Morakabe Raks Seakhoa had been invited to participate in a panel discussion at Brown University in Rhode Island.
Seakhoa, who is managing director of wRite associates and project director of the Africa Century International African Writers Conference/SA Literary Awards, was to speak at the fifth Achebe Colloquium on Africa on Saturday.
Seakhoa said he had hoped his political incarceration would not deny him the opportunity to travel to the US as other activists who had served time were able to travel.
“I was very angry. I really thought they would have got rid of this requirement.
“Hopefully I can attend next year,” he said on Sunday.
The colloquium was convened by Nigerian novelist Chinua Achebe, who worked at the university from 2009 until his death last year.
Seakhoa was to speak on the topic “A Man of the People: Achebe and the Crusade for Social Justice”.

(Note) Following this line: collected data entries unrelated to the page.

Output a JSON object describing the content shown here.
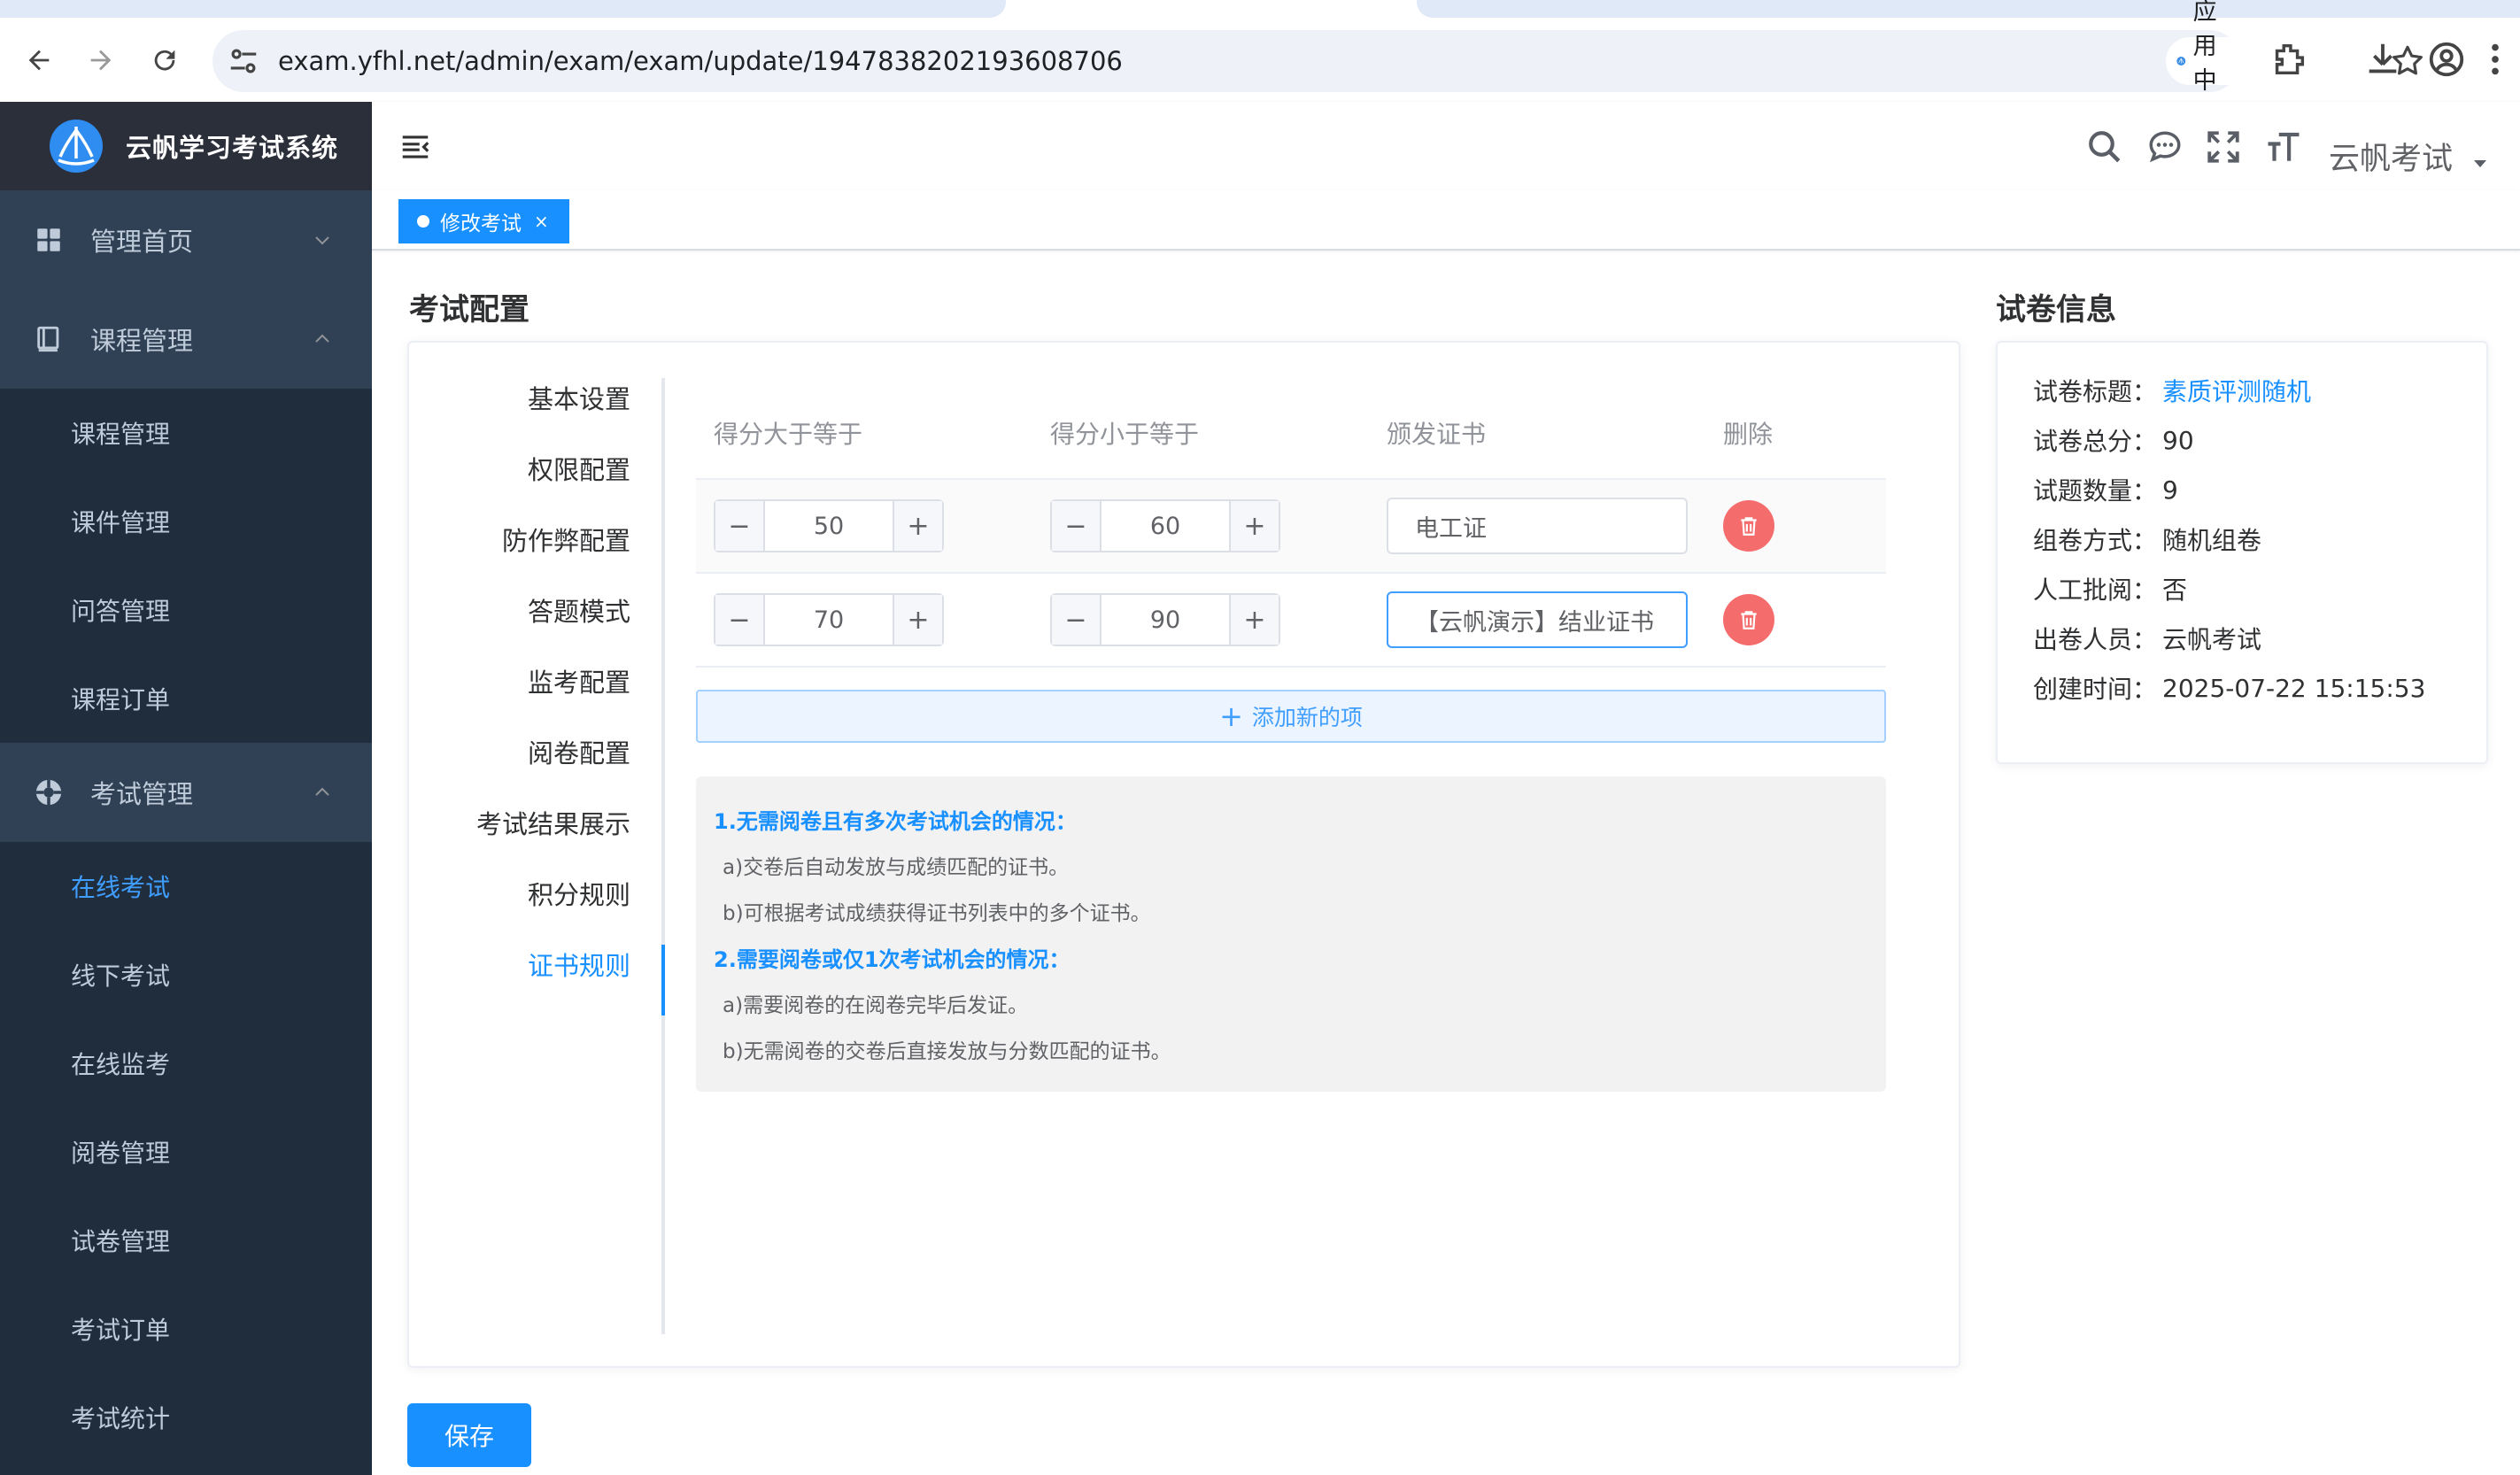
{
  "browser": {
    "url": "exam.yfhl.net/admin/exam/exam/update/1947838202193608706",
    "open_in_app": "在应用中打开"
  },
  "sidebar": {
    "brand_title": "云帆学习考试系统",
    "groups": [
      {
        "label": "管理首页",
        "icon": "dashboard-icon",
        "expanded": false,
        "items": []
      },
      {
        "label": "课程管理",
        "icon": "book-icon",
        "expanded": true,
        "items": [
          "课程管理",
          "课件管理",
          "问答管理",
          "课程订单"
        ]
      },
      {
        "label": "考试管理",
        "icon": "exam-icon",
        "expanded": true,
        "items": [
          "在线考试",
          "线下考试",
          "在线监考",
          "阅卷管理",
          "试卷管理",
          "考试订单",
          "考试统计"
        ],
        "active_item": "在线考试"
      }
    ]
  },
  "header": {
    "user": "云帆考试"
  },
  "tags": {
    "active_tag": "修改考试",
    "close": "×"
  },
  "main": {
    "title": "考试配置",
    "config_menu": [
      "基本设置",
      "权限配置",
      "防作弊配置",
      "答题模式",
      "监考配置",
      "阅卷配置",
      "考试结果展示",
      "积分规则",
      "证书规则"
    ],
    "active_menu": "证书规则",
    "table": {
      "headers": [
        "得分大于等于",
        "得分小于等于",
        "颁发证书",
        "删除"
      ],
      "rows": [
        {
          "min": "50",
          "max": "60",
          "cert": "电工证"
        },
        {
          "min": "70",
          "max": "90",
          "cert": "【云帆演示】结业证书"
        }
      ],
      "minus": "−",
      "plus": "+"
    },
    "add_button": "添加新的项",
    "tips": {
      "h1": "1.无需阅卷且有多次考试机会的情况：",
      "l1": "a)交卷后自动发放与成绩匹配的证书。",
      "l2": "b)可根据考试成绩获得证书列表中的多个证书。",
      "h2": "2.需要阅卷或仅1次考试机会的情况：",
      "l3": "a)需要阅卷的在阅卷完毕后发证。",
      "l4": "b)无需阅卷的交卷后直接发放与分数匹配的证书。"
    },
    "save": "保存"
  },
  "paper": {
    "title": "试卷信息",
    "rows": [
      {
        "k": "试卷标题：",
        "v": "素质评测随机"
      },
      {
        "k": "试卷总分：",
        "v": "90"
      },
      {
        "k": "试题数量：",
        "v": " 9"
      },
      {
        "k": "组卷方式：",
        "v": " 随机组卷"
      },
      {
        "k": "人工批阅：",
        "v": " 否"
      },
      {
        "k": "出卷人员：",
        "v": "云帆考试"
      },
      {
        "k": "创建时间：",
        "v": "2025-07-22 15:15:53"
      }
    ]
  },
  "colors": {
    "primary": "#1890ff",
    "sidebar_bg": "#1f2d3d",
    "danger": "#f56c6c"
  }
}
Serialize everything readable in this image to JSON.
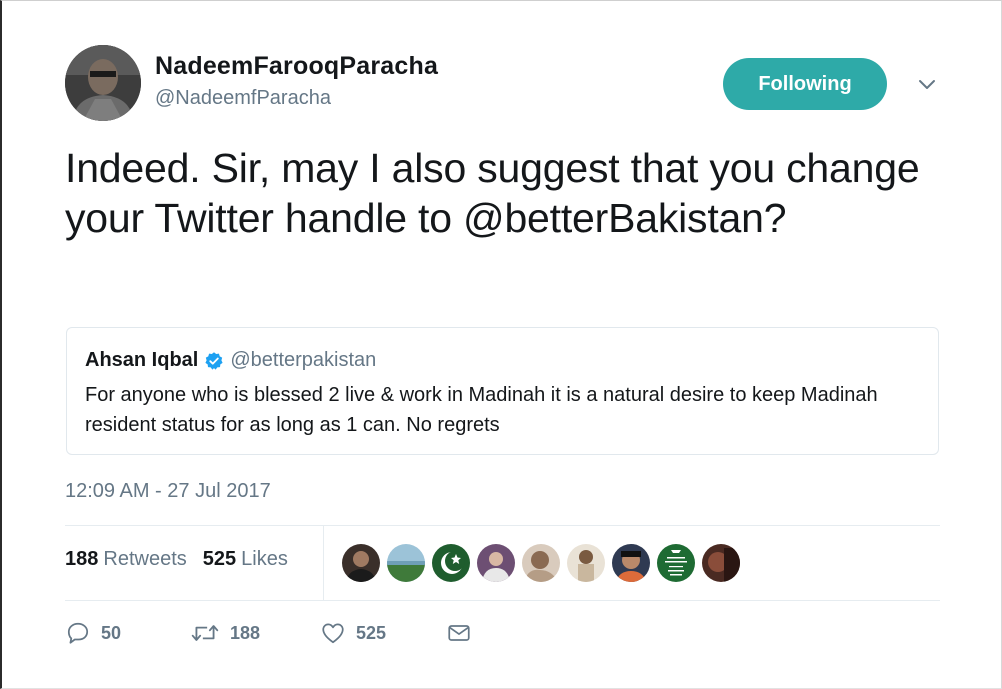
{
  "author": {
    "display_name": "NadeemFarooqParacha",
    "handle": "@NadeemfParacha",
    "avatar_icon": "profile-photo"
  },
  "follow_button": {
    "label": "Following",
    "color": "#2eaaa8"
  },
  "tweet": {
    "text": "Indeed. Sir, may I also suggest that you change your Twitter handle to @betterBakistan?",
    "timestamp": "12:09 AM - 27 Jul 2017"
  },
  "quoted_tweet": {
    "name": "Ahsan Iqbal",
    "verified": true,
    "handle": "@betterpakistan",
    "text": "For anyone who is blessed 2 live & work in Madinah it is a natural desire to keep Madinah resident status for as long as 1 can. No regrets"
  },
  "stats": {
    "retweets_count": "188",
    "retweets_label": "Retweets",
    "likes_count": "525",
    "likes_label": "Likes"
  },
  "liker_avatars": [
    {
      "name": "liker-avatar-1",
      "color": "#3a2f2a"
    },
    {
      "name": "liker-avatar-2",
      "color": "#6f9fb7"
    },
    {
      "name": "liker-avatar-3",
      "color": "#1f5d2e"
    },
    {
      "name": "liker-avatar-4",
      "color": "#6d4f73"
    },
    {
      "name": "liker-avatar-5",
      "color": "#b59d86"
    },
    {
      "name": "liker-avatar-6",
      "color": "#c9b79e"
    },
    {
      "name": "liker-avatar-7",
      "color": "#2f3a52"
    },
    {
      "name": "liker-avatar-8",
      "color": "#1e6b33",
      "text": "I'M PAKISTANI KEEP CALM"
    },
    {
      "name": "liker-avatar-9",
      "color": "#4a2a22"
    }
  ],
  "actions": {
    "reply_count": "50",
    "retweet_count": "188",
    "like_count": "525"
  },
  "colors": {
    "text_primary": "#14171a",
    "text_secondary": "#657786",
    "verified_blue": "#1da1f2",
    "border": "#e1e8ed"
  }
}
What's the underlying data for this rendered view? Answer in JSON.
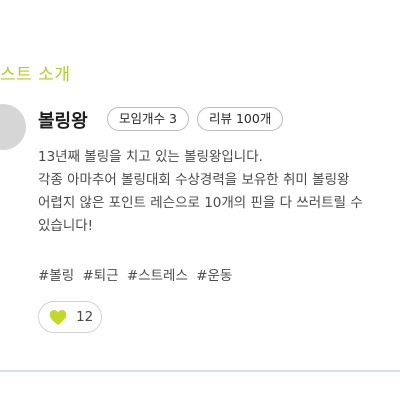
{
  "section": {
    "title": "스트 소개"
  },
  "host": {
    "name": "볼링왕",
    "badges": {
      "meetings": "모임개수 3",
      "reviews": "리뷰 100개"
    },
    "description": [
      "13년째 볼링을 치고 있는 볼링왕입니다.",
      "각종 아마추어 볼링대회 수상경력을 보유한 취미 볼링왕",
      "어렵지 않은 포인트 레슨으로 10개의 핀을 다 쓰러트릴 수",
      "있습니다!"
    ],
    "tags": [
      "#볼링",
      "#퇴근",
      "#스트레스",
      "#운동"
    ],
    "likes": {
      "icon": "heart-icon",
      "count": "12"
    }
  },
  "colors": {
    "accent": "#b9c82a",
    "heart": "#c4d72b",
    "divider": "#cfe0f2"
  }
}
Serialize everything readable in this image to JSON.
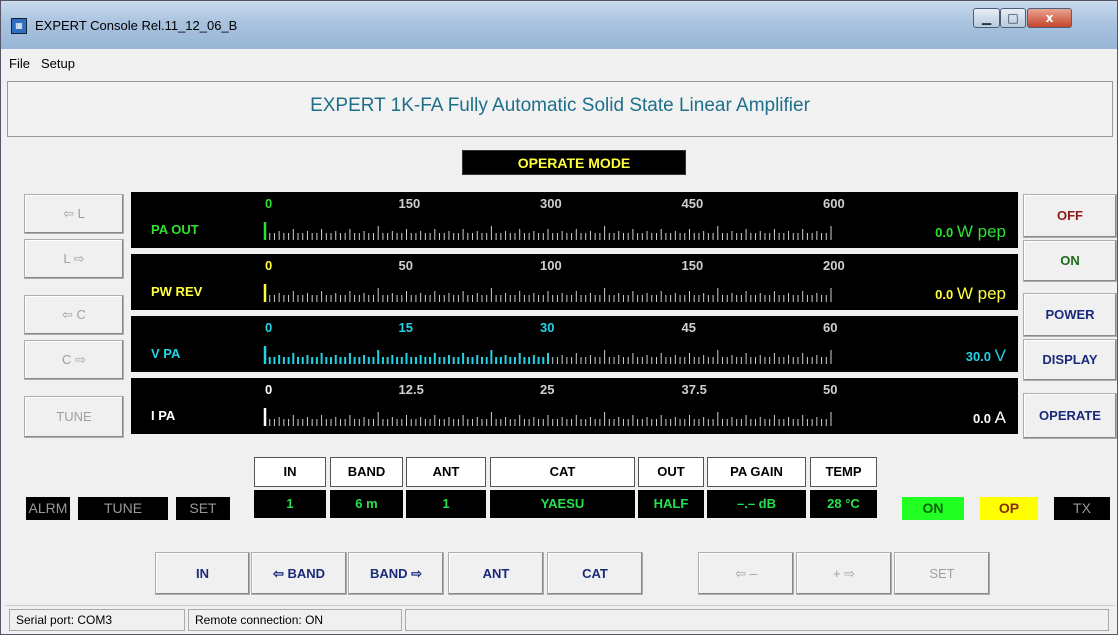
{
  "window": {
    "title": "EXPERT Console Rel.11_12_06_B",
    "min_glyph": "▁",
    "max_glyph": "□",
    "close_glyph": "x"
  },
  "menu": {
    "file": "File",
    "setup": "Setup"
  },
  "main_title": "EXPERT 1K-FA Fully Automatic Solid State Linear Amplifier",
  "mode": "OPERATE MODE",
  "left_buttons": {
    "l_left": "⇦ L",
    "l_right": "L ⇨",
    "c_left": "⇦ C",
    "c_right": "C ⇨",
    "tune": "TUNE"
  },
  "right_buttons": {
    "off": "OFF",
    "on": "ON",
    "power": "POWER",
    "display": "DISPLAY",
    "operate": "OPERATE"
  },
  "meters": [
    {
      "label": "PA OUT",
      "ticks": [
        "0",
        "150",
        "300",
        "450",
        "600"
      ],
      "value": "0.0",
      "unit": "W pep",
      "fraction": 0.0,
      "color": "#2ee12e",
      "bar_color": "#2ee12e"
    },
    {
      "label": "PW REV",
      "ticks": [
        "0",
        "50",
        "100",
        "150",
        "200"
      ],
      "value": "0.0",
      "unit": "W pep",
      "fraction": 0.0,
      "color": "#ffff3c",
      "bar_color": "#ffff3c"
    },
    {
      "label": "V PA",
      "ticks": [
        "0",
        "15",
        "30",
        "45",
        "60"
      ],
      "value": "30.0",
      "unit": "V",
      "fraction": 0.5,
      "color": "#22d3e6",
      "bar_color": "#22d3e6"
    },
    {
      "label": "I PA",
      "ticks": [
        "0",
        "12.5",
        "25",
        "37.5",
        "50"
      ],
      "value": "0.0",
      "unit": "A",
      "fraction": 0.0,
      "color": "#ffffff",
      "bar_color": "#ffffff"
    }
  ],
  "status_grid": {
    "headers": [
      "IN",
      "BAND",
      "ANT",
      "CAT",
      "OUT",
      "PA GAIN",
      "TEMP"
    ],
    "values": [
      "1",
      "6 m",
      "1",
      "YAESU",
      "HALF",
      "–.– dB",
      "28 °C"
    ]
  },
  "indicators": {
    "alrm": "ALRM",
    "tune": "TUNE",
    "set": "SET",
    "on": "ON",
    "op": "OP",
    "tx": "TX",
    "on_color": "#22ff22",
    "op_color": "#ffff00"
  },
  "bottom_buttons": {
    "in": "IN",
    "band_down": "⇦ BAND",
    "band_up": "BAND ⇨",
    "ant": "ANT",
    "cat": "CAT",
    "minus": "⇦ –",
    "plus": "+ ⇨",
    "set": "SET"
  },
  "status": {
    "serial": "Serial port: COM3",
    "remote": "Remote connection: ON"
  }
}
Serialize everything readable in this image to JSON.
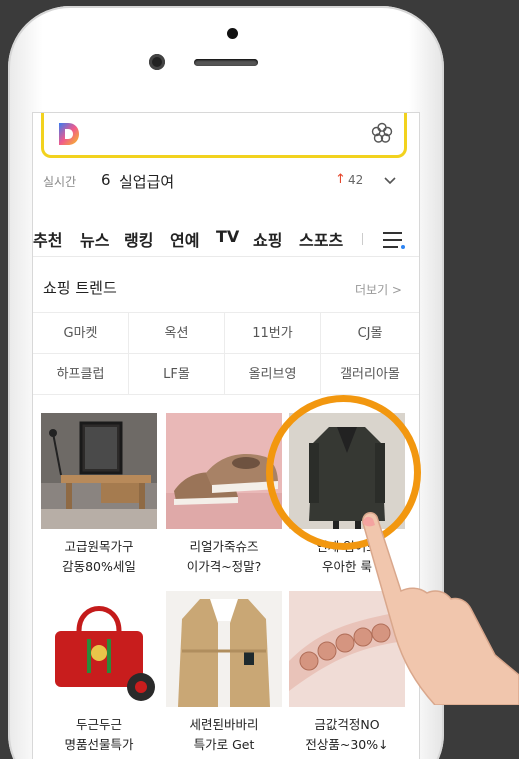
{
  "realtime": {
    "label": "실시간",
    "rank": "6",
    "keyword": "실업급여",
    "trend_arrow": "↑",
    "trend_count": "42"
  },
  "nav": {
    "tabs": [
      "추천",
      "뉴스",
      "랭킹",
      "연예",
      "TV",
      "쇼핑",
      "스포츠"
    ]
  },
  "shopping": {
    "title": "쇼핑 트렌드",
    "more": "더보기 >",
    "malls": [
      "G마켓",
      "옥션",
      "11번가",
      "CJ몰",
      "하프클럽",
      "LF몰",
      "올리브영",
      "갤러리아몰"
    ],
    "products": [
      {
        "line1": "고급원목가구",
        "line2": "감동80%세일"
      },
      {
        "line1": "리얼가죽슈즈",
        "line2": "이가격~정말?"
      },
      {
        "line1": "언제 입어도",
        "line2": "우아한 룩"
      },
      {
        "line1": "두근두근",
        "line2": "명품선물특가"
      },
      {
        "line1": "세련된바바리",
        "line2": "특가로 Get"
      },
      {
        "line1": "금값걱정NO",
        "line2": "전상품~30%↓"
      }
    ]
  },
  "colors": {
    "brand_yellow": "#f2d21e",
    "highlight_orange": "#f2970f",
    "trend_red": "#e4462c"
  },
  "icons": [
    "daum-logo-icon",
    "flower-icon",
    "chevron-down-icon",
    "menu-icon",
    "up-arrow-icon"
  ]
}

Seakhoa was incarcerated on Robben Island between 1979 and 1984 due to his political activism.
On April 29, the day before Seakhoa expected to fly to the US, he had received a telephone call from the US consulate in Joburg.
“They would need my police clearance certificate and my court records so they could work on my clearance.”
Seakhoa explained that would be “impossible” as it would take at least six to eight weeks to receive the certificate.
A letter sent by the US Consulate General to Seakhoa, dated April 29, said his application had been refused.
“The consular officer has refused your non-immigration visa (NIV) application. Under 221(g) of the United States Immigration and Nationality Act, a consular officer may not issue a visa to any applicant whose eligibility has not been clearly established.”
The letter asked that a “current police clearance certificate” and “records relating to prior convictions” be submitted in order to be reconsidered.
Seakhoa experienced a similar situation in 2002 after being invited to deliver a keynote address in Boston at the African Literary Association Conference, but at the last minute was granted a visa.